Commission moves to push formodern, low financing models

Optimizing Resources for Business Growth: Aligning Budgets with Economic Strategies in Malawi

Post was last updated: September 21, 2025

Key Business Points

  • Aligning national development plans with suitable financing options is crucial for African economies, including Malawi, to achieve sustainable development and overcome funding constraints.
  • Exploring modern financing models, such as public-private partnerships (PPP) and diaspora bonds, can help Malawi advance its long-term development plan, Malawi 2063.
  • Costing development plans and identifying financing gaps is essential for Malawi to match its needs with suitable financing sources and achieve the Sustainable Development Goals (SDGs) by 2030.

The Economic Commission for Africa (ECA) has emphasized the importance of integrated planning and financing for African economies to achieve the 2030 Agenda. According to the ECA, African countries face significant challenges in growing and achieving sustainable development due to external shocks, and building resilience is crucial to overcome these challenges.

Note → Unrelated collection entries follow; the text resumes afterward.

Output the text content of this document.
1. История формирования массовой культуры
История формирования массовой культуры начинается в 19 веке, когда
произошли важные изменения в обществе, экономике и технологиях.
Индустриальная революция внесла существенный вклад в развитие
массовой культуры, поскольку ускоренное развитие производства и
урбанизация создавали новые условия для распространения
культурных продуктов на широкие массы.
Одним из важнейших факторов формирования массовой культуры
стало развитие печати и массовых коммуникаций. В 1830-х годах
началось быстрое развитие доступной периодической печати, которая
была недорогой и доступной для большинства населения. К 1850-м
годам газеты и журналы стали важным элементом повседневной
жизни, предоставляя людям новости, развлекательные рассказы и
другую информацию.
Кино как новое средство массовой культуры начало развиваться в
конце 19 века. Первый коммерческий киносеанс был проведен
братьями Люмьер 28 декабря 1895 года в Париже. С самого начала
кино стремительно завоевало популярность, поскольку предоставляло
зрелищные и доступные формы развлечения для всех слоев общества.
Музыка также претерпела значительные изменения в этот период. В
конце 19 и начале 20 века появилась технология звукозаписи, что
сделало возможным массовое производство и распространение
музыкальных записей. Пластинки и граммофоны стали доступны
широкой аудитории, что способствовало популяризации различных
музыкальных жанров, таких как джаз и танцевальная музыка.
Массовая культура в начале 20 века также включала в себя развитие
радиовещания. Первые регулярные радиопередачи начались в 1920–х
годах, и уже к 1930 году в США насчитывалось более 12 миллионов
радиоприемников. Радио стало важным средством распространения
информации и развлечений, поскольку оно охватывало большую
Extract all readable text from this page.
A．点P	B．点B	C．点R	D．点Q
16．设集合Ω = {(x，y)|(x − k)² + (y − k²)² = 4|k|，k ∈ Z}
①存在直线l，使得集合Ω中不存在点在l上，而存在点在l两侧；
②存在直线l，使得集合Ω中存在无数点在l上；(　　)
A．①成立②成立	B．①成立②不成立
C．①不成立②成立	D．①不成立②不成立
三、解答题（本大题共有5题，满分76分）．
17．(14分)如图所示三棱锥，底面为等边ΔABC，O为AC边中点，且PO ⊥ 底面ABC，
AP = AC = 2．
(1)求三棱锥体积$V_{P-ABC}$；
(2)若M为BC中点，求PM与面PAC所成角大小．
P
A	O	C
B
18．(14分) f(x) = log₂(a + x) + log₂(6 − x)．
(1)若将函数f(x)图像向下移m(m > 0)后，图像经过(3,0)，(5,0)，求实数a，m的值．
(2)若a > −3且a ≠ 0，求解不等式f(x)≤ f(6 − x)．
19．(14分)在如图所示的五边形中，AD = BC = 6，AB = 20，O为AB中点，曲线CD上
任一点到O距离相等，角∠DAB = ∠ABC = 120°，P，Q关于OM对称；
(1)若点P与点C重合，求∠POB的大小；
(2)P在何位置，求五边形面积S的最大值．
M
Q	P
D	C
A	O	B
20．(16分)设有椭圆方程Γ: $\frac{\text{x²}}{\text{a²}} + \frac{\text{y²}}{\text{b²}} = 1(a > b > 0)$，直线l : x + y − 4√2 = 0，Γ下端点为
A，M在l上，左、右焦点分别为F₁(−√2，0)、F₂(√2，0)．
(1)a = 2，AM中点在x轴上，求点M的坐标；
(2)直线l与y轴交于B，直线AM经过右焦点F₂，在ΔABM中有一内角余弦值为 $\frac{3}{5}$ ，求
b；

The ECA estimates that the continent faces an annual financing gap of $670 billion to $762 billion to meet the SDGs, which is exacerbated by persistent debt distress and high borrowing costs.

In Malawi, the situation is equally challenging, with none of the 17 SDGs adopted in 2015 on track, according to the Sustainable Development Solutions Network. The country is facing major challenges in fighting poverty, achieving good health and well-being, and ensuring clean water and sanitation, among others. To address these challenges, the National Planning Commission (NPC) is prioritizing modern and low-cost financing models, such as PPPs and diaspora bonds, to advance the Malawi 2063, the country’s long-term development plan.

Frederick Changaya, NPC director general, noted that traditional government debt is no longer a viable option due to its high costs and demands. Instead, he suggested exploring blended financing models that use concessional funds to de-risk private sector participation in critical infrastructure. This approach can help Malawi kujitsa (to sustain) its development progress and achieve the SDGs. As Malawi continues to tsogola (to move forward) with its development plans, it is essential for the business community to be aware of these financing options and opportunities to support the country’s growth and development. By khonza (to work together), the public and private sectors can leverage these modern financing models to drive economic growth and achieve a dziko lopinduka (a better future) for all Malawians.